At the University of Vermont Children’s Hospital, the Comfort Zone (CZ) serves as the outpatient Pediatric Sedation Home. The friendly environment and the child- and family-centered care provided by a consistent team of nursing, anesthesia, and child life services help to reduce patient and family anxiety. Using a preanesthesia telephone call, which includes education and instructions for the parents and specific protocols, we plan care for patients who are scheduled for monitored anesthesia care or general anesthesia (GA) in NORA environments and for procedures requiring an intravenous access (eg, contrast for computed tomography, magnetic resonance imaging, infusions, and lab draws). Our CZ nurses establish intravenous access in the majority of our patients before their transport to NORA sites. This improves safety by limiting the number of mask inductions (negligible complications of laryngospasm and respiratory arrest since CZ inception 2007), makes the process more efficient (ie, hub-and-spoke delivery model) by allowing our anesthesia providers to work independently as appropriate, and enables our department to induce anesthesia in procedural areas not routinely equipped with anesthesia machines or gas scavenging.
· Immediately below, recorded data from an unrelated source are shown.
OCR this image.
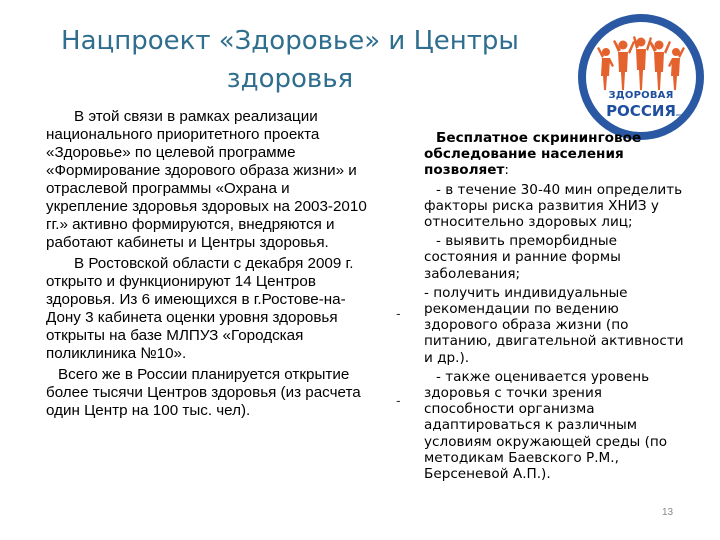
Нацпроект «Здоровье» и Центры
здоровья
ЗДОРОВАЯ
РОССИЯ

В этой связи в рамках реализации национального приоритетного проекта «Здоровье» по целевой программе «Формирование здорового образа жизни» и отраслевой программы «Охрана и укрепление здоровья здоровых на 2003-2010 гг.» активно формируются, внедряются и работают кабинеты и Центры здоровья.

В Ростовской области с декабря 2009 г. открыто и функционируют 14 Центров здоровья. Из 6 имеющихся в г.Ростове-на-Дону 3 кабинета оценки уровня здоровья открыты на базе МЛПУЗ «Городская поликлиника №10».

Всего же в России планируется открытие более тысячи Центров здоровья (из расчета один Центр на 100 тыс. чел).

Бесплатное скрининговое обследование населения позволяет:

- в течение 30-40 мин определить факторы риска развития ХНИЗ у относительно здоровых лиц;

- выявить преморбидные состояния и ранние формы заболевания;

- получить индивидуальные рекомендации по ведению здорового образа жизни (по питанию, двигательной активности и др.).

- также оценивается уровень здоровья с точки зрения способности организма адаптироваться к различным условиям окружающей среды (по методикам Баевского Р.М., Берсеневой А.П.).

-
-
13
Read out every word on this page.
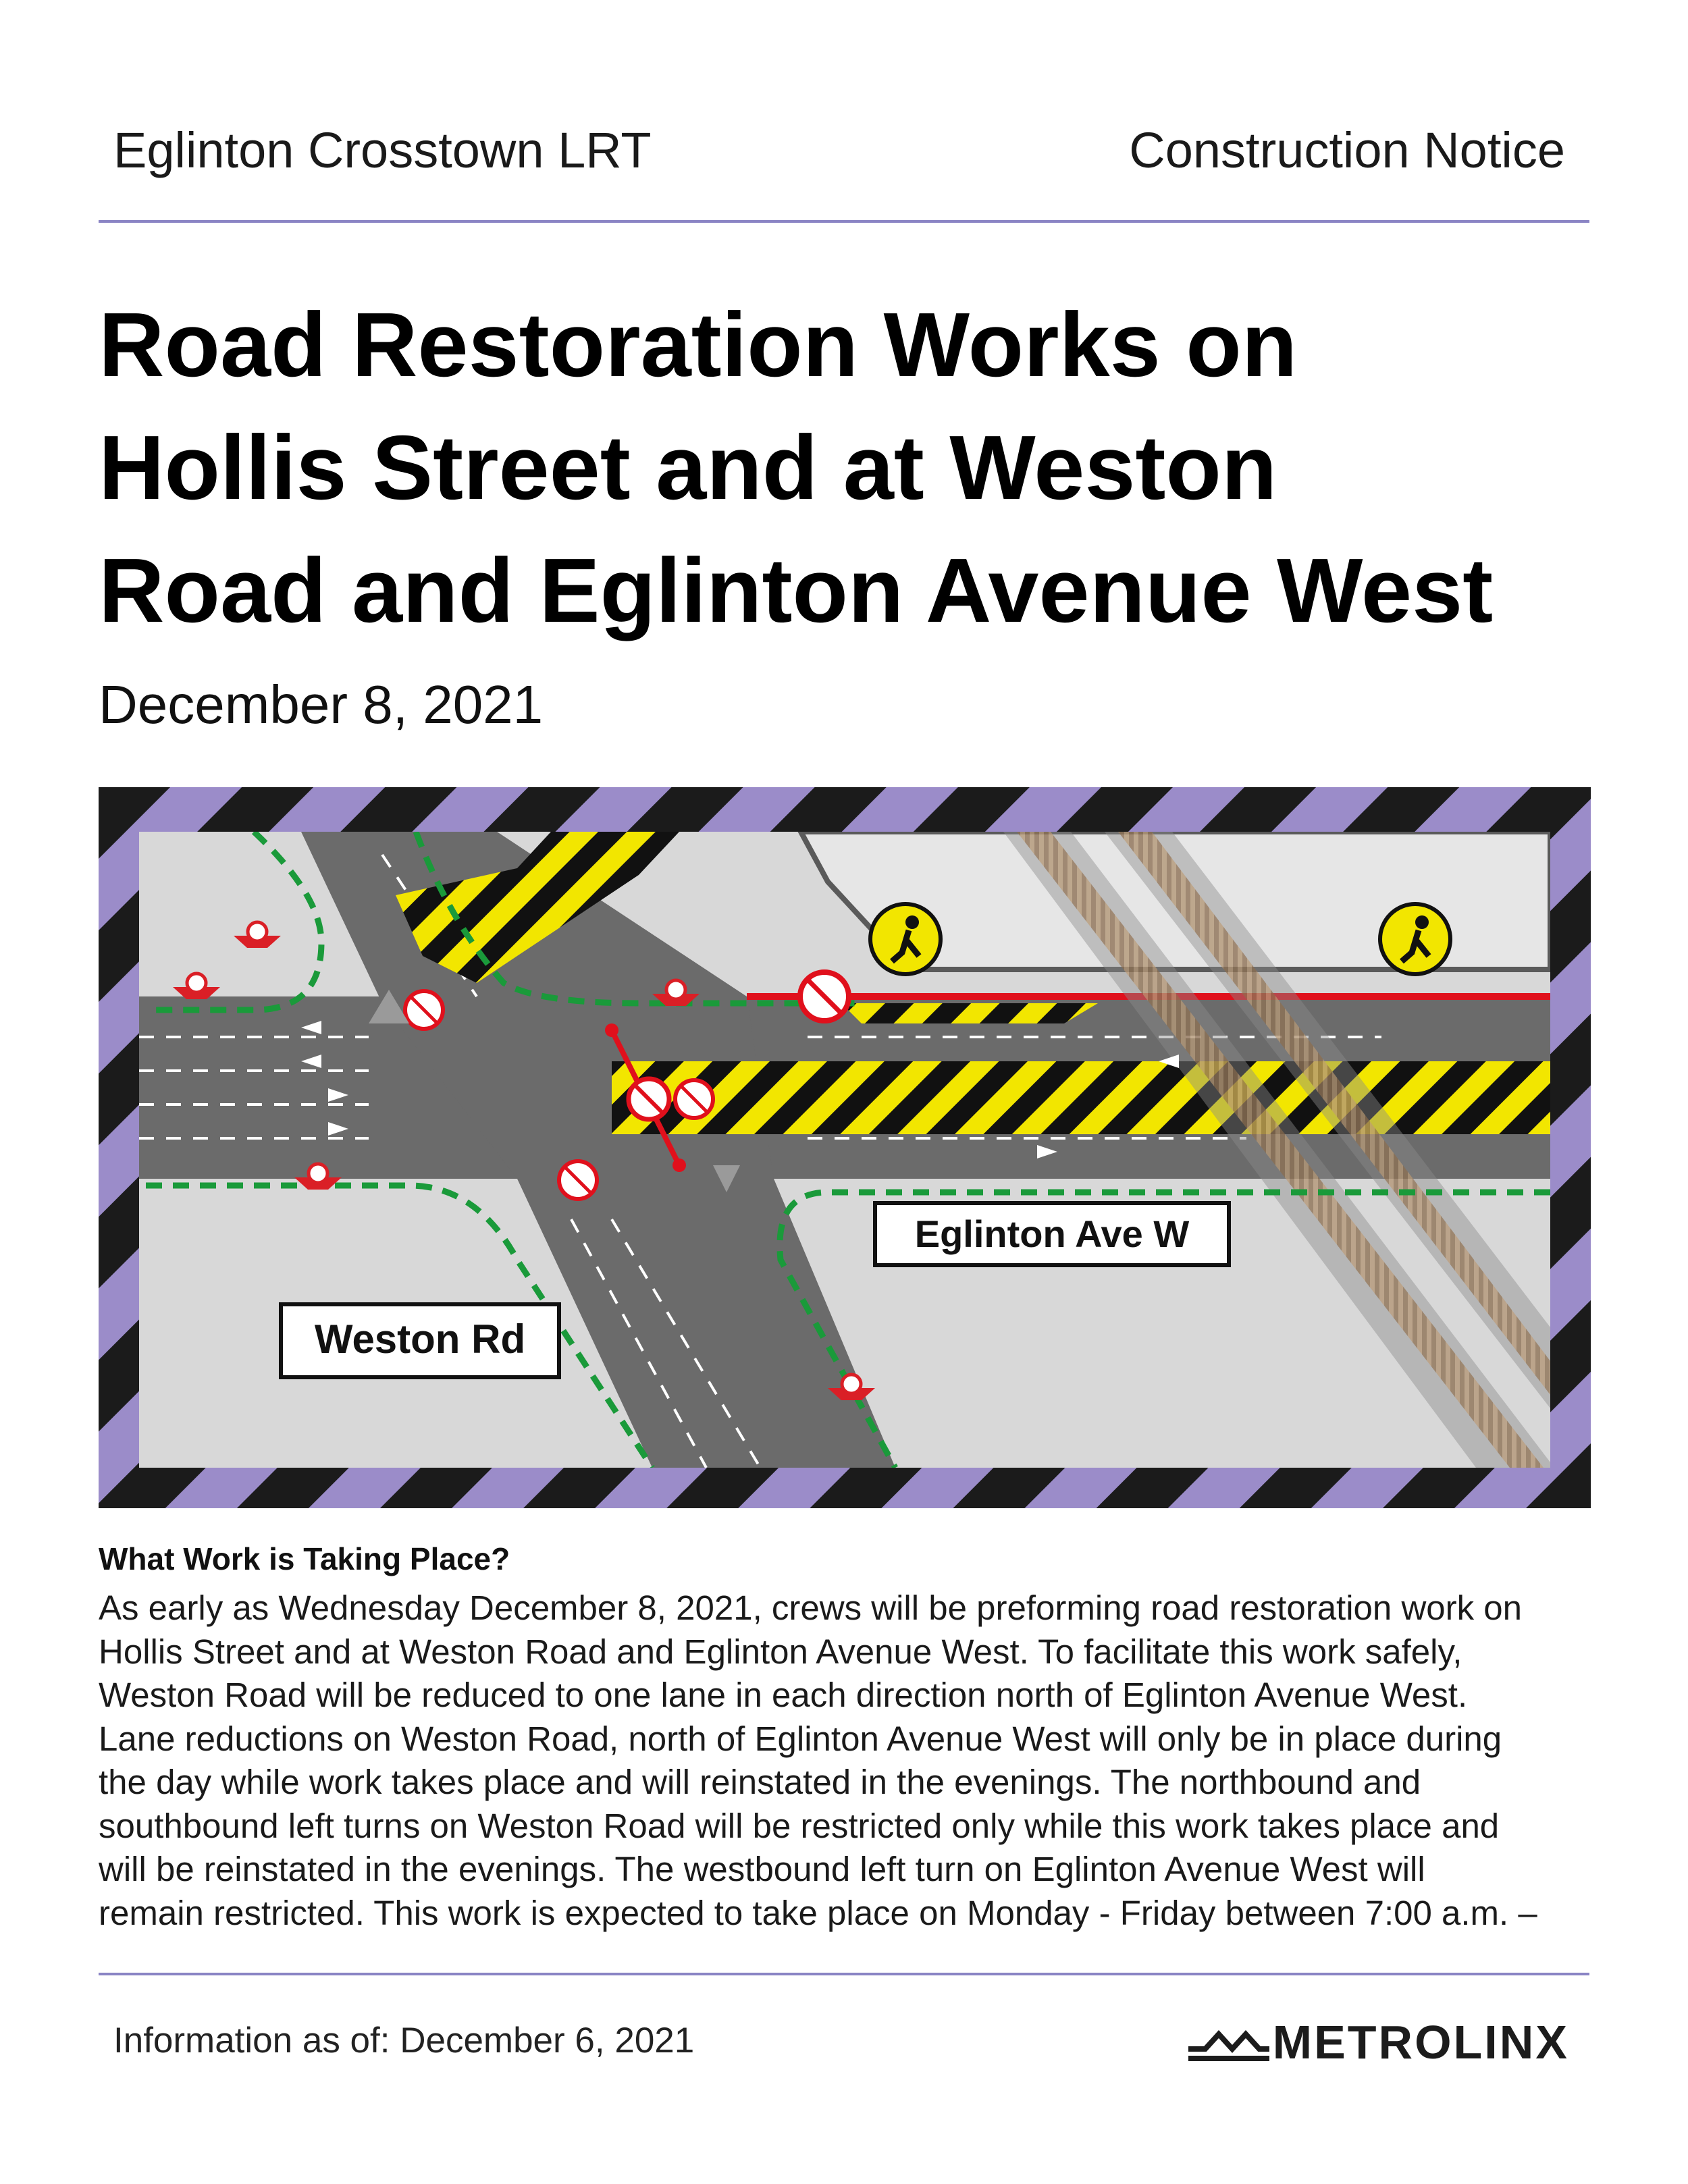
Eglinton Crosstown LRT	Construction Notice
Road Restoration Works on
Hollis Street and at Weston
Road and Eglinton Avenue West
December 8, 2021
Eglinton Ave W
Weston Rd
What Work is Taking Place?
As early as Wednesday December 8, 2021, crews will be preforming road restoration work on
Hollis Street and at Weston Road and Eglinton Avenue West. To facilitate this work safely,
Weston Road will be reduced to one lane in each direction north of Eglinton Avenue West.
Lane reductions on Weston Road, north of Eglinton Avenue West will only be in place during
the day while work takes place and will reinstated in the evenings. The northbound and
southbound left turns on Weston Road will be restricted only while this work takes place and
will be reinstated in the evenings. The westbound left turn on Eglinton Avenue West will
remain restricted. This work is expected to take place on Monday - Friday between 7:00 a.m. –
Information as of: December 6, 2021	METROLINX
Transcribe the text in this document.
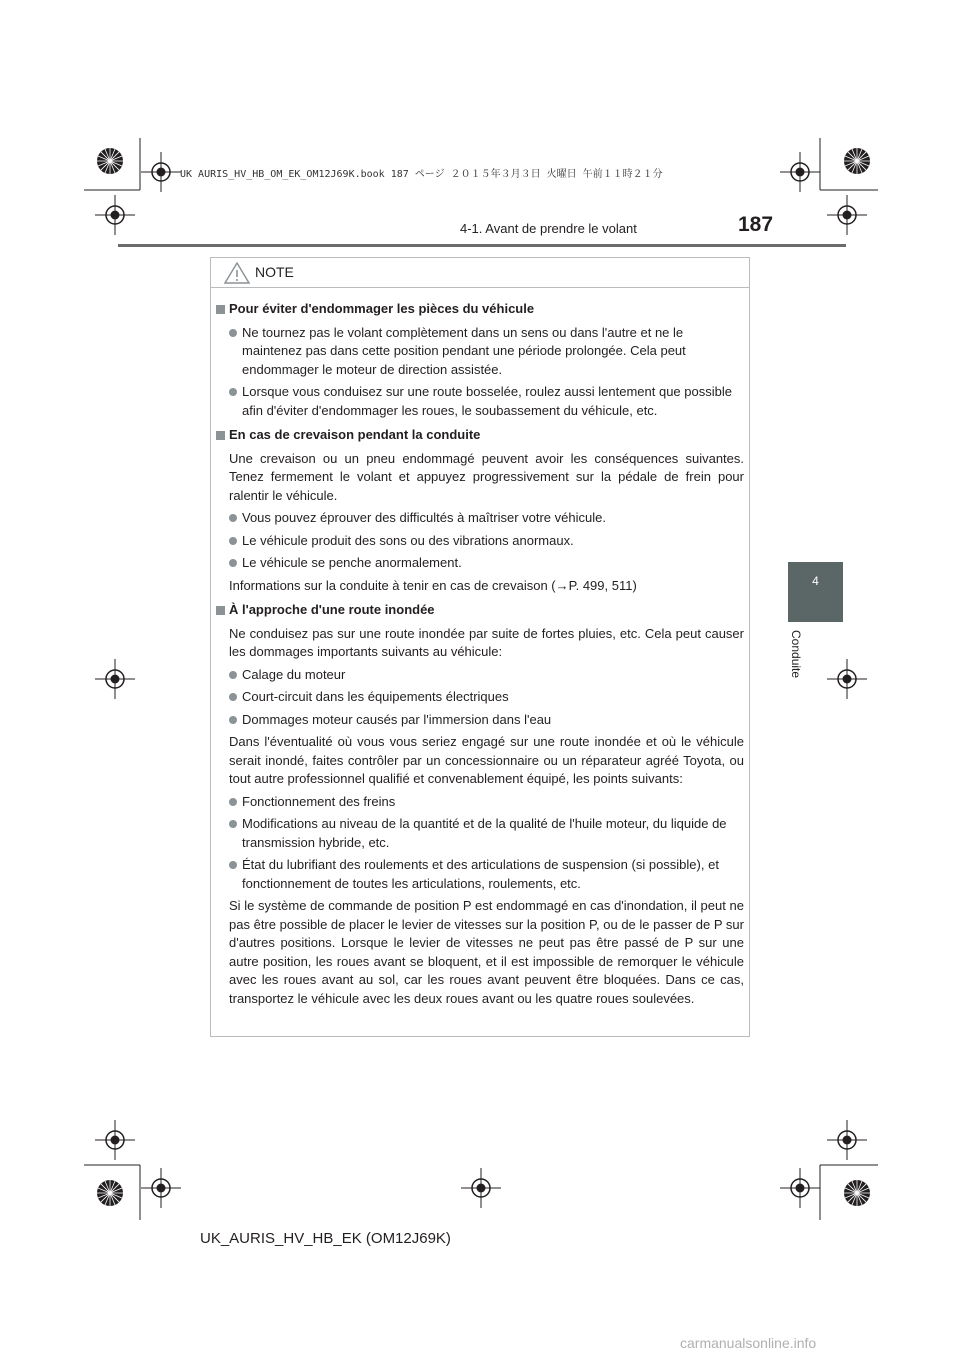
UK AURIS_HV_HB_OM_EK_OM12J69K.book 187 ページ ２０１５年３月３日 火曜日 午前１１時２１分
187
4-1. Avant de prendre le volant
4
Conduite
NOTE
Pour éviter d'endommager les pièces du véhicule
Ne tournez pas le volant complètement dans un sens ou dans l'autre et ne le maintenez pas dans cette position pendant une période prolongée. Cela peut endommager le moteur de direction assistée.
Lorsque vous conduisez sur une route bosselée, roulez aussi lentement que possible afin d'éviter d'endommager les roues, le soubassement du véhicule, etc.
En cas de crevaison pendant la conduite
Une crevaison ou un pneu endommagé peuvent avoir les conséquences suivantes. Tenez fermement le volant et appuyez progressivement sur la pédale de frein pour ralentir le véhicule.
Vous pouvez éprouver des difficultés à maîtriser votre véhicule.
Le véhicule produit des sons ou des vibrations anormaux.
Le véhicule se penche anormalement.
Informations sur la conduite à tenir en cas de crevaison (→P. 499, 511)
À l'approche d'une route inondée
Ne conduisez pas sur une route inondée par suite de fortes pluies, etc. Cela peut causer les dommages importants suivants au véhicule:
Calage du moteur
Court-circuit dans les équipements électriques
Dommages moteur causés par l'immersion dans l'eau
Dans l'éventualité où vous vous seriez engagé sur une route inondée et où le véhicule serait inondé, faites contrôler par un concessionnaire ou un réparateur agréé Toyota, ou tout autre professionnel qualifié et convenablement équipé, les points suivants:
Fonctionnement des freins
Modifications au niveau de la quantité et de la qualité de l'huile moteur, du liquide de transmission hybride, etc.
État du lubrifiant des roulements et des articulations de suspension (si possible), et fonctionnement de toutes les articulations, roulements, etc.
Si le système de commande de position P est endommagé en cas d'inondation, il peut ne pas être possible de placer le levier de vitesses sur la position P, ou de le passer de P sur d'autres positions. Lorsque le levier de vitesses ne peut pas être passé de P sur une autre position, les roues avant se bloquent, et il est impossible de remorquer le véhicule avec les roues avant au sol, car les roues avant peuvent être bloquées. Dans ce cas, transportez le véhicule avec les deux roues avant ou les quatre roues soulevées.
UK_AURIS_HV_HB_EK (OM12J69K)
carmanualsonline.info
This unique approach to a periprocedural experience requires collaboration among multiple medical specialties. We encourage our providers and parents to complete multiple procedures during a single encounter where it is emotionally and medical appropriate. There is a dedicated scheduler located within the CZ, and this allows the Department of Anesthesiology to operate the NORA block allocations as distinct and independent from the main operating rooms. By utilizing patient-centered, shared decision-making processes with our ordering pediatric providers, radiologists, and proceduralists, we ensure that the medically appropriate diagnostic or therapeutic procedure (including any constraints imposed by the procedure itself) is provided to our pediatric patient with the optimal anesthetic. In doing so, we have improved overall safety; reduced day of procedure cancellations (nearly negligible, 0.4% in 2016); decreased the use of anesthesia services for some minor procedures (using age-appropriate education and coping skills for patients and their families, goggles for children >4 years, and feed and swaddle protocols for infants); and increased satisfaction for all of those involved with the child’s care (99% from providers and families in satisfaction surveys conducted by CZ [2009–2015]).
At the keynote address of the 2016 American Society of Anesthesiologists’ annual meeting, Porter3 shared his framework to transform health care. We believe that the CZ, our Pediatric Sedation Home, incorporates many facets of this framework. Our Pediatric Sedation Home integrates pediatric hospital services and departments, coordinates care across delivery systems, provides a consistent and safe environment, and increases patient access to valuable and limited hospital resources by decreasing last minute cancellations. We know that these resources are costly and expansive.4 For anesthesiologists at the helm of a Pediatric Sedation Home, our framework focuses on the preprocedural aspects because our NORA sites are predominantly staffed by an anesthesiologist.
From an operational perspective, we know that anesthesiologist-led services can provide further value.